Tidjane Corera A, Do-Régo J C, Costentin J, Bonnet J J
UMR C.N.R.S. 6036, IFRMP 23, U.F.R. de Médecine et Pharmacie, 22 Boulevard Gambetta, 76000, Rouen, France.
Neurosci Res. 2001 Mar;39(3):319-25. doi: 10.1016/s0168-0102(00)00230-3.

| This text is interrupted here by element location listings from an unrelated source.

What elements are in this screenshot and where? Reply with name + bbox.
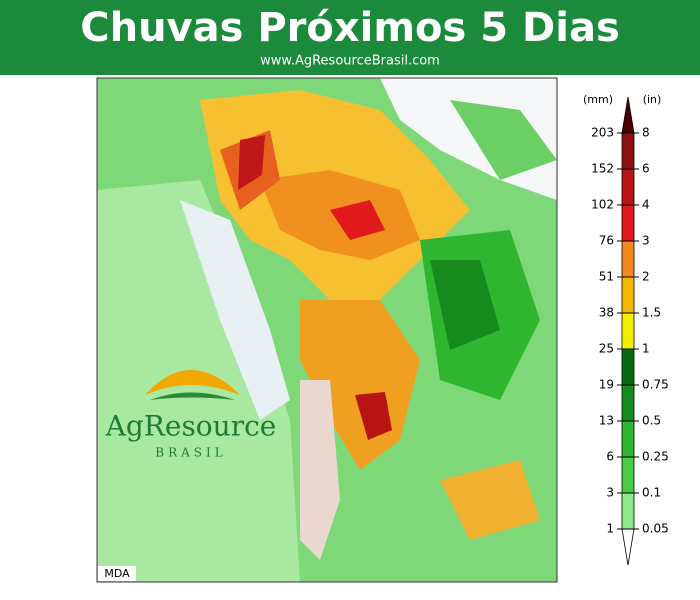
legend-in-label: 4 bbox=[642, 198, 650, 212]
map: MDA AgResource BRASIL bbox=[96, 77, 558, 583]
colorbar-segment bbox=[621, 276, 635, 314]
header-bar bbox=[0, 0, 700, 75]
logo-name: AgResource bbox=[105, 410, 277, 443]
legend-in-label: 1 bbox=[642, 342, 650, 356]
colorbar-segment bbox=[621, 132, 635, 170]
legend-mm-label: 203 bbox=[591, 126, 614, 140]
legend: (mm) (in) 203 8 152 6 102 4 76 3 51 2 38 1.5 25 1 19 0.… bbox=[583, 93, 669, 566]
colorbar-segment bbox=[621, 204, 635, 242]
colorbar-segment bbox=[621, 240, 635, 278]
legend-mm-label: 51 bbox=[599, 270, 614, 284]
legend-in-label: 1.5 bbox=[642, 306, 661, 320]
legend-in-label: 3 bbox=[642, 234, 650, 248]
legend-mm-label: 19 bbox=[599, 378, 614, 392]
colorbar-segment bbox=[621, 168, 635, 206]
colorbar-segment bbox=[621, 384, 635, 422]
legend-mm-label: 1 bbox=[606, 522, 614, 536]
legend-in-label: 6 bbox=[642, 162, 650, 176]
legend-in-label: 0.5 bbox=[642, 414, 661, 428]
logo-tagline: BRASIL bbox=[155, 446, 226, 460]
legend-in-label: 0.05 bbox=[642, 522, 669, 536]
legend-unit-mm: (mm) bbox=[583, 93, 613, 106]
colorbar-segment bbox=[621, 492, 635, 530]
colorbar-segment bbox=[621, 312, 635, 350]
legend-in-label: 2 bbox=[642, 270, 650, 284]
legend-in-label: 0.1 bbox=[642, 486, 661, 500]
legend-mm-label: 13 bbox=[599, 414, 614, 428]
legend-in-label: 0.25 bbox=[642, 450, 669, 464]
legend-mm-label: 102 bbox=[591, 198, 614, 212]
legend-mm-label: 76 bbox=[599, 234, 614, 248]
map-credit: MDA bbox=[104, 567, 130, 580]
colorbar-arrow-top bbox=[621, 96, 635, 134]
legend-mm-label: 3 bbox=[606, 486, 614, 500]
subtitle: www.AgResourceBrasil.com bbox=[260, 54, 440, 69]
legend-unit-in: (in) bbox=[643, 93, 662, 106]
legend-in-label: 8 bbox=[642, 126, 650, 140]
colorbar-segment bbox=[621, 420, 635, 458]
legend-mm-label: 152 bbox=[591, 162, 614, 176]
legend-mm-label: 25 bbox=[599, 342, 614, 356]
legend-mm-label: 6 bbox=[606, 450, 614, 464]
logo: AgResource BRASIL bbox=[105, 370, 277, 460]
legend-in-label: 0.75 bbox=[642, 378, 669, 392]
colorbar-segment bbox=[621, 348, 635, 386]
legend-mm-label: 38 bbox=[599, 306, 614, 320]
colorbar-segment bbox=[621, 456, 635, 494]
colorbar-arrow-bottom bbox=[621, 528, 635, 566]
title: Chuvas Próximos 5 Dias bbox=[80, 5, 620, 51]
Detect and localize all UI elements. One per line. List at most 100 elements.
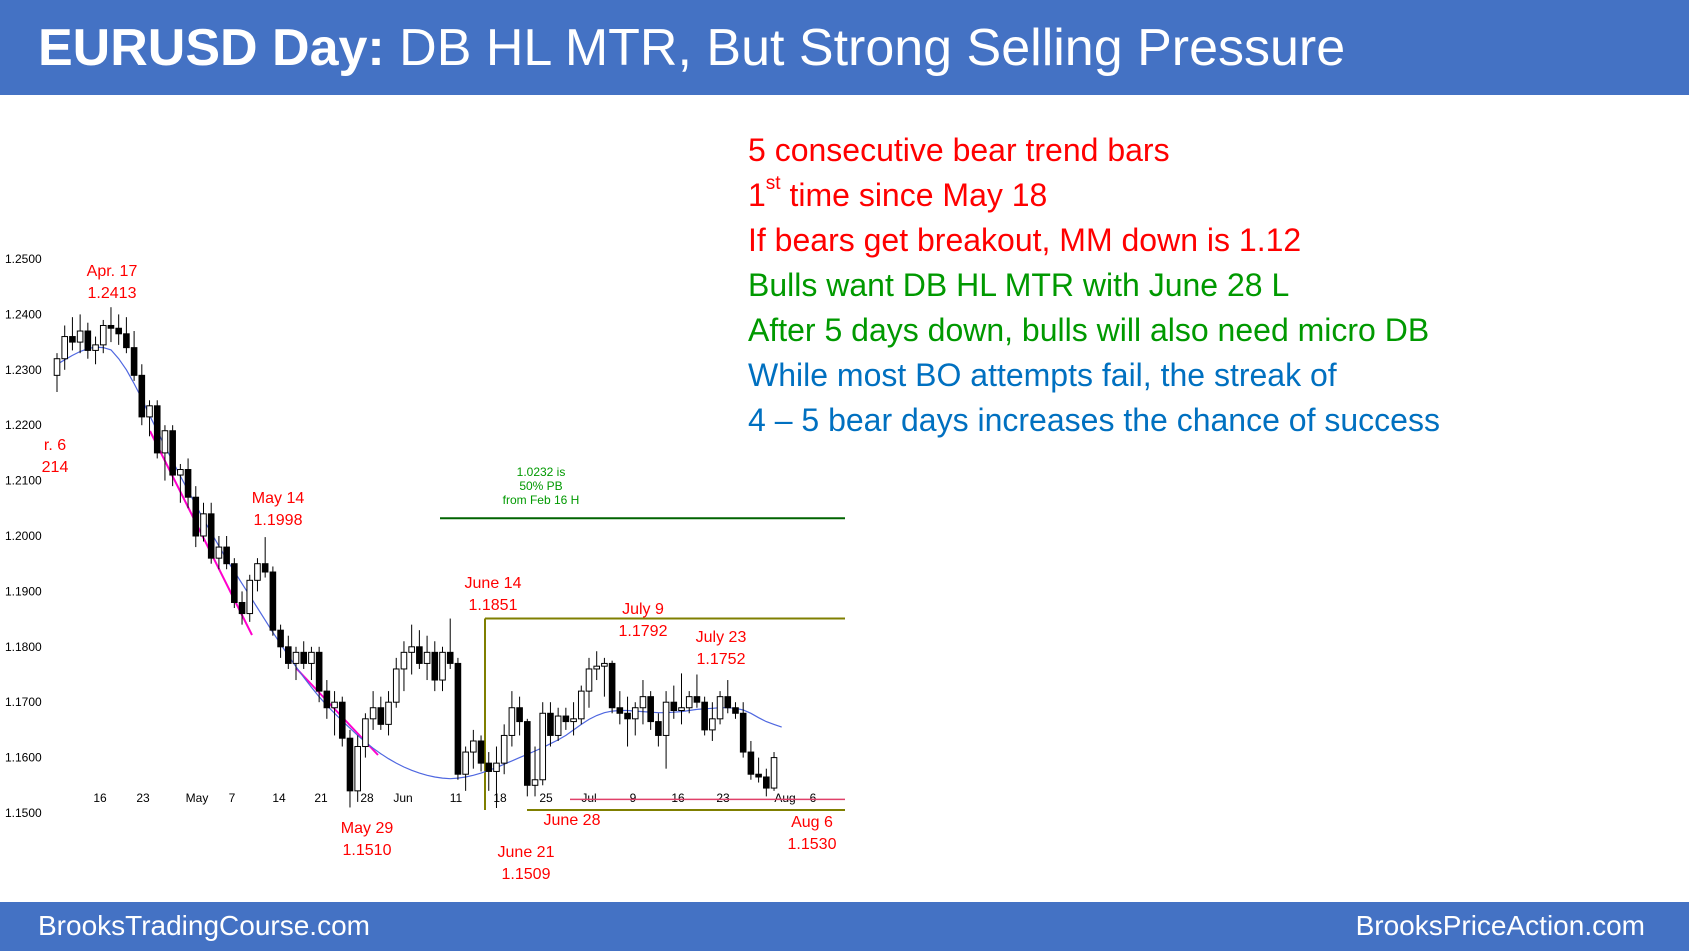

Addition of NaCl (90--290 mM) to a 10 mM Na(+) medium did not significantly modify B(max) and K(d) values for [3H]mazindol binding to the dopamine neuronal transporter (DAT) studied on rat striatal membranes at 20 degrees C. Addition of NaCl differentially affected the ability of other uptake inhibitors and substrates to block the [3H]mazindol binding. Ratios of 50% inhibiting concentrations calculated for 290 and 90 mM NaCl allowed to distinguish three groups of agents: substrates which were more potent in the presence of 290 mM NaCl (group 1; ratio < 1) and two groups of uptake inhibitors displaying ratio values either ranging around two (group 2: WIN 35,428, cocaine, methylphenidate, pyrovalerone) or close to unity (group 3: BTCP, mazindol, benztropine, nomifensine). However, agents from these three groups recognize mutually exclusive binding sites since in interaction studies the presence of WIN 35,428 (group 2) or mazindol (group 3) increased the 50% inhibiting concentrations of D-amphetamine (group 1) and WIN 35,428 on the [3H]mazindol binding to theoretical values expected for a competition of all of these compounds for the same binding domain on the DAT.
在20℃下,向10 mM Na⁺ 培养基中添加NaCl(90 - 290 mM),对[³H]麦角乙脲与大鼠纹状体膜上多巴胺神经元转运体(DAT)结合的B(max)和K(d)值没有显著影响。添加NaCl对其他摄取抑制剂和底物阻断[³H]麦角乙脲结合的能力有不同影响。计算290 mM和90 mM NaCl条件下50%抑制浓度的比值,可以区分出三组试剂:在290 mM NaCl存在时更有效的底物(第1组;比值<1),以及两组摄取抑制剂,其比值分别约为2(第2组:WIN 35,428、可卡因、哌醋甲酯、吡咯戊酮)或接近1(第3组:BTCP、麦角乙脲、苯海索、诺米芬辛)。然而,这三组试剂识别相互排斥的结合位点,因为在相互作用研究中,WIN 35,428(第2组)或麦角乙脲(第3组)的存在会使D-苯丙胺(第1组)和WIN 35,428对[³H]麦角乙脲结合的50%抑制浓度增加到理论值,该理论值是所有这些化合物竞争DAT上相同结合域时所预期的。